A moment later, we found ourselves in the car, enveloped in a dismal silence. I considered explaining myself. I considered telling Ludo Bembo that the corpse of my past is a metonym for my library of books, but it occurred to me that if I did the mood, after briefly trending upward, would most certainly wilt even further than the dire straits it was currently in. So I sat there quietly instead. I watched Ludo Bembo stuff his pipe, and roll the window down. He leaned his head back and sucked, then blew the smoke out of his mouth and nose. His eyes looked soft, sensual; his lips moist. Then he sat up, pushed the gearshift into first, and we drove off.

I watched the airport retreat into the darkness through the car’s side mirror. When I looked up, I saw the flank of Montju?c. My father and I had hiked that flank. I remembered his telling me that Catalonia’s thinkers had been shot and tossed over the side by Franco’s men; they had been kicked into an abandoned stone quarry and left to rot in the wind and the rain. I should have known then and there that the flank was a sign of the twists and turns ahead of me and Ludo Bembo.
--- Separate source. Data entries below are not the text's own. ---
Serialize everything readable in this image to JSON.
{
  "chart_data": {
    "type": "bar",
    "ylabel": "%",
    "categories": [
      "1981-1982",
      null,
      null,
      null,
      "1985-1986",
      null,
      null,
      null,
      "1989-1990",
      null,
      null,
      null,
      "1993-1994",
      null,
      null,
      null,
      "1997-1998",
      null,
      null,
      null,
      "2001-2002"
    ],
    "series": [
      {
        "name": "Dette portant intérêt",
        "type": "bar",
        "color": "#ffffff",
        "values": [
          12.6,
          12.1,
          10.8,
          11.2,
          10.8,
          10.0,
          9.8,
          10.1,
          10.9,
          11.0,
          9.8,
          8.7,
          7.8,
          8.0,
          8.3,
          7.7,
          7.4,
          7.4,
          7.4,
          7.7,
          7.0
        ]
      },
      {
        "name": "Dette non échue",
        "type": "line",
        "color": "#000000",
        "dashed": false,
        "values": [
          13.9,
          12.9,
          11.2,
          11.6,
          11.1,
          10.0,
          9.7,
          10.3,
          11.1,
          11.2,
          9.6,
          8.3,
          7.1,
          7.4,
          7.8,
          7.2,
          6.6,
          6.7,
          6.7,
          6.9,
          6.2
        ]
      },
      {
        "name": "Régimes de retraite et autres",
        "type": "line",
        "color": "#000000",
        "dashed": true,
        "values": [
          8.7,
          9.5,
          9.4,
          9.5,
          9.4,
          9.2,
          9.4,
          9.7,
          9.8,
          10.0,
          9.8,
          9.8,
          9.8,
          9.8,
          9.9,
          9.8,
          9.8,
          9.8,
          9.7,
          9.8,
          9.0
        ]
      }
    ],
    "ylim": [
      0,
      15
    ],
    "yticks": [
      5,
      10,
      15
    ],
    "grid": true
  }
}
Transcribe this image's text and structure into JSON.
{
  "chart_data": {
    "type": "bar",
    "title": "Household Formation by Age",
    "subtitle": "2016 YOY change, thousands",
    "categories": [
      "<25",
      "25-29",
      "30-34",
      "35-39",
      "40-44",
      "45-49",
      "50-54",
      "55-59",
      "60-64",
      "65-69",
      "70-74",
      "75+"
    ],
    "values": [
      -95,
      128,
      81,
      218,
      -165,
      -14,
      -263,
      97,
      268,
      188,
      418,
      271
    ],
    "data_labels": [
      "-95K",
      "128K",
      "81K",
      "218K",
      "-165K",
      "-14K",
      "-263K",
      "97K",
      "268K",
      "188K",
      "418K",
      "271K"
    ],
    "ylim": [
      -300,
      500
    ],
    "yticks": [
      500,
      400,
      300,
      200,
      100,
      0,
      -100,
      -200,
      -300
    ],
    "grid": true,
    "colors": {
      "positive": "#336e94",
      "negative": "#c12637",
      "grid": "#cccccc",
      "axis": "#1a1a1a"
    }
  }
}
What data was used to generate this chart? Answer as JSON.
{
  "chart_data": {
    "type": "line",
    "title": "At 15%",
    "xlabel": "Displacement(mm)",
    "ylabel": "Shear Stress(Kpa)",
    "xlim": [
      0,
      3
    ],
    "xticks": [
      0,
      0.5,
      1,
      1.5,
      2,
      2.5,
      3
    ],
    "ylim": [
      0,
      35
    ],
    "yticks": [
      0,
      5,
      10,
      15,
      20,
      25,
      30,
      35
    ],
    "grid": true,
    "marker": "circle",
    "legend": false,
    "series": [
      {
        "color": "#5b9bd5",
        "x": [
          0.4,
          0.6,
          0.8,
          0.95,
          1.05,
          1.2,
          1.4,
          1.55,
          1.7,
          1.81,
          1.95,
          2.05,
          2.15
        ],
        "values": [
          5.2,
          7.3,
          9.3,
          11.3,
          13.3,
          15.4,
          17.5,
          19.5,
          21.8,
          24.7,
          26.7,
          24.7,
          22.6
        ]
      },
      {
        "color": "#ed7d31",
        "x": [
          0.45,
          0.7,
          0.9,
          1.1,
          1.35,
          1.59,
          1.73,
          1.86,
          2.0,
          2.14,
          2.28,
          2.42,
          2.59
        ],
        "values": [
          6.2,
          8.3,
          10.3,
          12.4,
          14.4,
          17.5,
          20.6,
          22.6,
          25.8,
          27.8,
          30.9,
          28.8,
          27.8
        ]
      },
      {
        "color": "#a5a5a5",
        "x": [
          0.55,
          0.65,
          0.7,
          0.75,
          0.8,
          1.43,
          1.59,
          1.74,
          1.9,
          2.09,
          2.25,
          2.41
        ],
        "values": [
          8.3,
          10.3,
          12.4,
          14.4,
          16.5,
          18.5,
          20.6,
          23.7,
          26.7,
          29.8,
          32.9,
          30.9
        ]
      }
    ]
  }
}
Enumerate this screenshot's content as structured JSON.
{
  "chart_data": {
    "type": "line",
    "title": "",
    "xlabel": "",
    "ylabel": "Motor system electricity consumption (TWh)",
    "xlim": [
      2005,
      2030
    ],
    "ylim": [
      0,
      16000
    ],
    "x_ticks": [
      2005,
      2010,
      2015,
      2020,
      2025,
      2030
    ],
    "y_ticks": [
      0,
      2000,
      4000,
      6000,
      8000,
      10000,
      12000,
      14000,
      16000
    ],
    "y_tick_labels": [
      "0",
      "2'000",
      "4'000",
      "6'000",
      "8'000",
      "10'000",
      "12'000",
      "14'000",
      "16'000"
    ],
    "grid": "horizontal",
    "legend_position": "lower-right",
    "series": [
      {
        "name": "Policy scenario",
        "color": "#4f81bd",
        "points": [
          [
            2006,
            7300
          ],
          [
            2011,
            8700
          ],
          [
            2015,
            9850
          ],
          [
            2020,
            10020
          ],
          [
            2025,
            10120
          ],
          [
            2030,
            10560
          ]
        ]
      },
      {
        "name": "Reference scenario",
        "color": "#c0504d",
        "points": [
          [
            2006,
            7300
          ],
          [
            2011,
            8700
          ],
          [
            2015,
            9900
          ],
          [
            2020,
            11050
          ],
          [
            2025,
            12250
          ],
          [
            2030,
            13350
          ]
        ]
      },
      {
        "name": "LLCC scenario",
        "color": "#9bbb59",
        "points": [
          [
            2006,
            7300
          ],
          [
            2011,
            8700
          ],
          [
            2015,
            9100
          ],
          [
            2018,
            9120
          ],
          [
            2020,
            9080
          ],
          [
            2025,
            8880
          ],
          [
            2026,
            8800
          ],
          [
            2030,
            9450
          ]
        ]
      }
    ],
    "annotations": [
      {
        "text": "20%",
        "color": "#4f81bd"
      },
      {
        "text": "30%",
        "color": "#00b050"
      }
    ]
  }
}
We maneuvered around a series of roundabouts and merged onto the highway. We drove past factories, metal-processing plants, strips of freeway. The sky was darkening by degrees. Again, I could feel my father’s mind spinning within my own. He whispered: The exile is the cannibal of history. I let out a dark and labored laugh.

“What’s so funny?” Ludo asked, drawing on the end of his pipe with his sublime wet lips.

I considered telling him about the lines of literature that had become slogans for my Grand Tour of Exile. I considered telling him that I was laughing at the fate of the exile because, in order to survive, the exile must carve out a future that is neither discontinuous from the past nor a false replica of it, which is, of course, an impossible task because in this dissociative world of radical ruptures there are only two options made available: the amnesia of Don Quixote or the passionate yearning and nostalgia of Dante the Pilgrim. I considered telling him that the exile’s options are total forgetfulness or a complete collapse into the claw of history, both of which lead to discontent and to a self-perpetuating cycle of violence. But after all that thinking, I didn’t say anything; I wasn’t sure Ludo Bembo would understand. I sat there watching him look at the road through his glasses, those round silver-rimmed spectacles of his until, prompted by a glance he cast in my direction, I finally lied. Or rather I provided him with a red herring. I said: “With mirth and laughter let old wrinkles come. Shakespeare’s golden words.”